Bei welchen Erkrankungen wird das Arzneimittel angewendet?

    • Das Präparat enthält den Wirkstoff Erlotinib. Es ist ein Arzneimittel, das zur Behandlung von Krebs eingesetzt wird, indem es die Aktivität eines Proteins, des sogenannten epidermalen Wachstumsfaktor-Rezeptors (EGFR), hemmt. Man weiß, dass dieses Protein am Wachstum und an der Streuung von Krebszellen beteiligt ist.
    • Das Präparat ist bei Erwachsenen indiziert. Dieses Arzneimittel kann Ihnen verschrieben werden, wenn Sie an nicht-kleinzelligem Lungenkrebs im fortgeschrittenen Stadium leiden. Es kann als initiale Behandlung verschrieben werden, wenn Sie bestimmte EGFR-Mutationen aufweisen. Es kann auch verschrieben werden, wenn Ihre Krankheit nach einer initialen Chemotherapie so gut wie unverändert geblieben ist oder wenn sich die Krankheit mit einer vorangegangenen Chemotherapie nicht stoppen ließ.
    • Dieses Arzneimittel kann Ihnen auch in Kombination mit einem anderen Arzneimittel namens Gemcitabin verschrieben werden, wenn Sie an Pankreaskrebs im metastasierten Stadium leiden.

Wie oft und in welcher Menge wird das Arzneimittel angewendet?

    • Nehmen Sie dieses Arzneimittel immer genau nach Absprache mit Ihrem Arzt ein. Fragen Sie bei Ihrem Arzt oder Apotheker nach, wenn Sie sich nicht sicher sind.
    • Die übliche Dosis ist eine Tablette zu 150 mg täglich, wenn Sie an nicht-kleinzelligem Lungenkrebs leiden.
    • Die übliche Dosis ist eine Tablette zu 100 mg täglich, wenn Sie an metastasiertem Pankreaskrebs leiden. Das Präparat wird in Kombination mit einer Behandlung mit Gemcitabin angewendet.
    • Ihr Arzt kann Ihre Dosis in Schritten von 50 mg anpassen.

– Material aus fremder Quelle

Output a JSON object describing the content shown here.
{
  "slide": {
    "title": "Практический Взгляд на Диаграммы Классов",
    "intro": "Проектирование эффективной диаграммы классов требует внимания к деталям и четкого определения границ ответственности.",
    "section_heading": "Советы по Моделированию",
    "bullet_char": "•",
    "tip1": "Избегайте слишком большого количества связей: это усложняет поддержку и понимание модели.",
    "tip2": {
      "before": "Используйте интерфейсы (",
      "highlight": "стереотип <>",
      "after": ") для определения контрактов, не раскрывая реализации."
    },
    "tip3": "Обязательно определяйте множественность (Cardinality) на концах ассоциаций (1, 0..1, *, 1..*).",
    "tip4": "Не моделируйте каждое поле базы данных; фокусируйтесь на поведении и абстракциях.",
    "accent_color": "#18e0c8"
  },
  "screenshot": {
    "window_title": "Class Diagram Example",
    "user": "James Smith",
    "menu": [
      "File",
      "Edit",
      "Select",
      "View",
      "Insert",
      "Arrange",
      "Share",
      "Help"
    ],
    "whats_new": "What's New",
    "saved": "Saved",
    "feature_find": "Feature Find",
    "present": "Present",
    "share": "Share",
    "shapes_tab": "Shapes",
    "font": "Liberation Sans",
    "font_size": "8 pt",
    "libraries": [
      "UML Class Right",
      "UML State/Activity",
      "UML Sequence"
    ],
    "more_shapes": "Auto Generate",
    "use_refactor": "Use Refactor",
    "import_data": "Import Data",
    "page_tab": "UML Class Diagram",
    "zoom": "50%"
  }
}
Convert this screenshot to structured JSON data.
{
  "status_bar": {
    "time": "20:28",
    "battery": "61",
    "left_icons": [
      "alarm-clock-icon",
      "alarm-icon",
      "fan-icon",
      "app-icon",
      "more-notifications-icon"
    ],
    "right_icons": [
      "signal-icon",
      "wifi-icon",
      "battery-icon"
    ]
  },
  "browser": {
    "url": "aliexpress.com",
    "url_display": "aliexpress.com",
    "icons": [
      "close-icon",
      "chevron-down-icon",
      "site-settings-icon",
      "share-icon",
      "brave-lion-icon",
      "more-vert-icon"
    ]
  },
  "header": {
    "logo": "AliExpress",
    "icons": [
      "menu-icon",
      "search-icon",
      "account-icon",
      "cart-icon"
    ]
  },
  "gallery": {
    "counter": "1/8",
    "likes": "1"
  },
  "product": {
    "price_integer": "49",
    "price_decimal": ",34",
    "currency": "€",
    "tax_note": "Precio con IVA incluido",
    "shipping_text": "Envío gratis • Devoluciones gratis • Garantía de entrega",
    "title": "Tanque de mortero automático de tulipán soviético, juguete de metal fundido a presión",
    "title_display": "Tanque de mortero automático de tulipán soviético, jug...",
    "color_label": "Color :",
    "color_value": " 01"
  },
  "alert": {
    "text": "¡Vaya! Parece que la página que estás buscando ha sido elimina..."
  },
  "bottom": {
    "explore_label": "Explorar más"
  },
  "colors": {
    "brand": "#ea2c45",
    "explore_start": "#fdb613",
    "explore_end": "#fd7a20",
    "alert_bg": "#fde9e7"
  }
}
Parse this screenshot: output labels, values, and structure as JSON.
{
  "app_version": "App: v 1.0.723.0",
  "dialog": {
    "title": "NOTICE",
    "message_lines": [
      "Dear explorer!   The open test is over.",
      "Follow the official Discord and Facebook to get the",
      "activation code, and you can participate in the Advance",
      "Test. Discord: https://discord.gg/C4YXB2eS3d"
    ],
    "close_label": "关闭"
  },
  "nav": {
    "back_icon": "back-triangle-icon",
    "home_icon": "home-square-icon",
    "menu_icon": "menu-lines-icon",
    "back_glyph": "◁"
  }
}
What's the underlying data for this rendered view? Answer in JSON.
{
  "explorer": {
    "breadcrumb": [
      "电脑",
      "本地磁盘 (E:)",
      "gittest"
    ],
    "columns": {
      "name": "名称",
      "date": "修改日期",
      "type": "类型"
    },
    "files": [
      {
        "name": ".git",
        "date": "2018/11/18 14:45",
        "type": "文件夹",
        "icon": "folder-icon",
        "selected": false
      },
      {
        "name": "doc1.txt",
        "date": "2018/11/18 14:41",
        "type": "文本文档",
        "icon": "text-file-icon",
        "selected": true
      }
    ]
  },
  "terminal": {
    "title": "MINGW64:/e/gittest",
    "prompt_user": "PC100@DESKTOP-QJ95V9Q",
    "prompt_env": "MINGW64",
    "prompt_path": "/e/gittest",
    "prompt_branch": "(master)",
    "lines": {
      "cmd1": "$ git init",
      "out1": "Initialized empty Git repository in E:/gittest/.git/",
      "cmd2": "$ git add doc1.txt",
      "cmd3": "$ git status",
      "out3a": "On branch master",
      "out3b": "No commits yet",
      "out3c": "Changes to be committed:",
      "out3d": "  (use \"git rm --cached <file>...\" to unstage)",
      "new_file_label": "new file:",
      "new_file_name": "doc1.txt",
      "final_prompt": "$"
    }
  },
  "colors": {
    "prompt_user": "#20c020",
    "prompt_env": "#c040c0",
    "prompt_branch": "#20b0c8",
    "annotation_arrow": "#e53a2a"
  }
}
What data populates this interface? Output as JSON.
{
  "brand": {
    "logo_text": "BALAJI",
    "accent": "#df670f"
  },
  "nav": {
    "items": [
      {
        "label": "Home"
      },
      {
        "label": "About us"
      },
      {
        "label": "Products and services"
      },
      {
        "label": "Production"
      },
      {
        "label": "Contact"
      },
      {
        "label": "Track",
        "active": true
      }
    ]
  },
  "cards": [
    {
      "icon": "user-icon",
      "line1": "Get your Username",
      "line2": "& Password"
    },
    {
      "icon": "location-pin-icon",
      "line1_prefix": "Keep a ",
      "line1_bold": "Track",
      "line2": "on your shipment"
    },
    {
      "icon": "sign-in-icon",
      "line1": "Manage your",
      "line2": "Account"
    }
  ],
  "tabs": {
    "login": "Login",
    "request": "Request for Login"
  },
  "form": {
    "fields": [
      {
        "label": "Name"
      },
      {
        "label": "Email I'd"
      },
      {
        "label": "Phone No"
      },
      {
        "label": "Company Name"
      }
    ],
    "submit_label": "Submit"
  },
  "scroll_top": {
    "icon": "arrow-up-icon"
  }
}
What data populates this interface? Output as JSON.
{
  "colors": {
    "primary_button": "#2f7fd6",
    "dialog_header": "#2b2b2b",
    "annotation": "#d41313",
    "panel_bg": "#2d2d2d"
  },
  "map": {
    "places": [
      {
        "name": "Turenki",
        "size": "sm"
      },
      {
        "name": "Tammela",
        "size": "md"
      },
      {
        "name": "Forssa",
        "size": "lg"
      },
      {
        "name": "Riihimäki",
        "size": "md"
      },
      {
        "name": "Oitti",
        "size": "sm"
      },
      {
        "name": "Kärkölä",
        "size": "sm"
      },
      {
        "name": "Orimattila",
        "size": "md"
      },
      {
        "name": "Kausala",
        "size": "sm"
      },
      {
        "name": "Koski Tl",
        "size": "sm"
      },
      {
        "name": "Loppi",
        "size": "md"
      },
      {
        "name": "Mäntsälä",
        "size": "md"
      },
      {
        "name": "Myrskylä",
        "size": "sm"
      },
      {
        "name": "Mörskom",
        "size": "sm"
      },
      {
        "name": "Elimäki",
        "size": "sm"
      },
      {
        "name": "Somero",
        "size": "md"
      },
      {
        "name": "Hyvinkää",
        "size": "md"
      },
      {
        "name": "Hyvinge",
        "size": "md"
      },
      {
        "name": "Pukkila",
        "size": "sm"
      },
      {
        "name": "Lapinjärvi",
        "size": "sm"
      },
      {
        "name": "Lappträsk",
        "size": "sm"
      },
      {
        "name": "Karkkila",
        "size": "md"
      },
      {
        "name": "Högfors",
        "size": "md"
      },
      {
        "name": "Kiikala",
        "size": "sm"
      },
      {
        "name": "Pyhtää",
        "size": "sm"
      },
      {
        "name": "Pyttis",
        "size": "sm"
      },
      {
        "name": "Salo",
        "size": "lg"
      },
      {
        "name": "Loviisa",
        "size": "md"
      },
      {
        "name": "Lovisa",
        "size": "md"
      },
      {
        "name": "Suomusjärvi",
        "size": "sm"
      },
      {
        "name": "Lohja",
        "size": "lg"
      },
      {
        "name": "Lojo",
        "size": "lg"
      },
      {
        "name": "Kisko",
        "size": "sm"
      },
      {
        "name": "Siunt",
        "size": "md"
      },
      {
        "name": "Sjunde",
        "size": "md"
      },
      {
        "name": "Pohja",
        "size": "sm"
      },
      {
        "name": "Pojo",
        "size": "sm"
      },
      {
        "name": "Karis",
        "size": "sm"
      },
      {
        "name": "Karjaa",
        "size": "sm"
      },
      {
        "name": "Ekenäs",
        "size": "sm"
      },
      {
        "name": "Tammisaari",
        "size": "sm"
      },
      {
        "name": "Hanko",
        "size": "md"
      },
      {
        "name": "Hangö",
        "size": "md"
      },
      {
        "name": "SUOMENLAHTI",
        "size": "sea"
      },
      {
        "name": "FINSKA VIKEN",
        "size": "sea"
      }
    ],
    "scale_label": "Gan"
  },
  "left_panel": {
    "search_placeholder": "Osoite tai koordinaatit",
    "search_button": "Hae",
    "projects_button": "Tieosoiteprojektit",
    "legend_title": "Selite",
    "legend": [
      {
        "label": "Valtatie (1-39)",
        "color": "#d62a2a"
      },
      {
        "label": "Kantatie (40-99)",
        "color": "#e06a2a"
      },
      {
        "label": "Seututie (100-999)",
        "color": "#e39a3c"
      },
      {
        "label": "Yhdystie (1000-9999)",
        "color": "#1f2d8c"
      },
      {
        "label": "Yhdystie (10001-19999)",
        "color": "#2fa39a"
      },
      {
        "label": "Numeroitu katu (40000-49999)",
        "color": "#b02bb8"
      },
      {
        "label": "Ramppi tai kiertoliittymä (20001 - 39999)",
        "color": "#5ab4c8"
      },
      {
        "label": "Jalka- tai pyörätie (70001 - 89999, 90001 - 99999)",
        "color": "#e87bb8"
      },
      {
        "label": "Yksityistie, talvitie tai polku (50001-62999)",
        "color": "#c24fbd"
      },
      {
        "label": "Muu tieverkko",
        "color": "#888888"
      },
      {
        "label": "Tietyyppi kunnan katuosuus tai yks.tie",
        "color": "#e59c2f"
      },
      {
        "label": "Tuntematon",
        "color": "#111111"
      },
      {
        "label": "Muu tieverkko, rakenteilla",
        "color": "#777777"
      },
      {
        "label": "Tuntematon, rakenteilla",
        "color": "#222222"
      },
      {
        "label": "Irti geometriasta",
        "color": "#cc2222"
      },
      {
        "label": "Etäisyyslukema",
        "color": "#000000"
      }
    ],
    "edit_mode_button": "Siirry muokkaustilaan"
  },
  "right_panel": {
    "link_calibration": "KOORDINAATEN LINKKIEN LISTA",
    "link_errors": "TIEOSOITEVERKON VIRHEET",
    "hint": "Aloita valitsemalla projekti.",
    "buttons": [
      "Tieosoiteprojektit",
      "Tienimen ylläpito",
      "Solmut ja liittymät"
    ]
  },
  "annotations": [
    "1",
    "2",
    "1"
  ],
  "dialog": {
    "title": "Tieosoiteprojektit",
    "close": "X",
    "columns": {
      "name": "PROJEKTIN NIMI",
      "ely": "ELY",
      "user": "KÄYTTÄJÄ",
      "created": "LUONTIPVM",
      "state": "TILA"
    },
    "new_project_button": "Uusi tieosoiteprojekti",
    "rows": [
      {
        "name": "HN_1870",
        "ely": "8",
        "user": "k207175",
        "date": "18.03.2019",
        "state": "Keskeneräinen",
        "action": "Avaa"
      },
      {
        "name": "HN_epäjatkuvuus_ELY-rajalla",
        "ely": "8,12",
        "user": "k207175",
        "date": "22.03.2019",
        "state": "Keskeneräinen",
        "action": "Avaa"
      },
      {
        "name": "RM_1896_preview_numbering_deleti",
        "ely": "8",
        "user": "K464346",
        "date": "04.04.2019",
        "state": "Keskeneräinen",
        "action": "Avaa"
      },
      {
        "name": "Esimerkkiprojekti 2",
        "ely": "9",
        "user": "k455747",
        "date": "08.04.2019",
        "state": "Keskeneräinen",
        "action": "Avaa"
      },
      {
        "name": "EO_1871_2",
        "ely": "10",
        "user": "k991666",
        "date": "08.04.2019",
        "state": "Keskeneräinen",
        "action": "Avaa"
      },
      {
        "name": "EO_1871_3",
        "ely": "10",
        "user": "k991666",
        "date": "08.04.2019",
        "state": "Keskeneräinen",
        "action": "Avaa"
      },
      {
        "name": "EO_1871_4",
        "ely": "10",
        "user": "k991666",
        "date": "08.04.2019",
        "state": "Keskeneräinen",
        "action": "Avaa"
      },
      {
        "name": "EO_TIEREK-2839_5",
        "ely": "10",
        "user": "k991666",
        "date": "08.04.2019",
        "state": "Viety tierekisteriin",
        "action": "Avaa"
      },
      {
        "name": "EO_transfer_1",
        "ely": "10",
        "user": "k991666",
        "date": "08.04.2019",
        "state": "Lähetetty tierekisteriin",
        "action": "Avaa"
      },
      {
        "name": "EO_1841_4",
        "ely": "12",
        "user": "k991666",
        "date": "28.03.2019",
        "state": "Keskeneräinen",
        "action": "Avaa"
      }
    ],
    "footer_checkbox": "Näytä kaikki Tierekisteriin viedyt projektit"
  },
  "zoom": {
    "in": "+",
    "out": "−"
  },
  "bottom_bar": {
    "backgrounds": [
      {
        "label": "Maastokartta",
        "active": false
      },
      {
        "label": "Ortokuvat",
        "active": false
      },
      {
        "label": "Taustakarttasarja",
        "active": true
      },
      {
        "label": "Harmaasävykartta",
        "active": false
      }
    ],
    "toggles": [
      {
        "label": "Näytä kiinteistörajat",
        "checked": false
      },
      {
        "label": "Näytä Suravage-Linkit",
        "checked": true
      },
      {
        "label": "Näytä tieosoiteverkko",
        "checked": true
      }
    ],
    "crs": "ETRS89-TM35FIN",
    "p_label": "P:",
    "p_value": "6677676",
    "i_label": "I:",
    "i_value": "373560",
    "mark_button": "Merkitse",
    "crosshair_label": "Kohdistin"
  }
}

Für die verschiedenen Dosierungen sind Stärken von 25 mg, 100 mg oder 150 mg verfügbar.
    • Wenn Sie eine größere Menge eingenommen haben, als Sie sollten
      • Benachrichtigen Sie sofort Ihren Arzt oder Apotheker.
      • Es können stärkere Nebenwirkungen als sonst auftreten, und Ihr Arzt wird Ihre Behandlung möglicherweise unterbrechen.
    • Wenn Sie die Einnahme vergessen haben
      • Falls Sie vergessen haben, eine oder mehrere Dosen des Arzneimittels einzunehmen, benachrichtigen Sie so schnell wie möglich Ihren Arzt oder Apotheker.
      • Nehmen Sie nicht die doppelte Menge ein, wenn Sie die vorherige Einnahme vergessen haben.
    • Wenn Sie die Einnahme abbrechen
      • Es ist wichtig, dass Sie das Präparat täglich einnehmen und so lange, wie Ihr Arzt es Ihnen verordnet hat.
    • Wenn Sie weitere Fragen zur Anwendung des Arzneimittels haben, wenden Sie sich an Ihren Arzt oder Apotheker.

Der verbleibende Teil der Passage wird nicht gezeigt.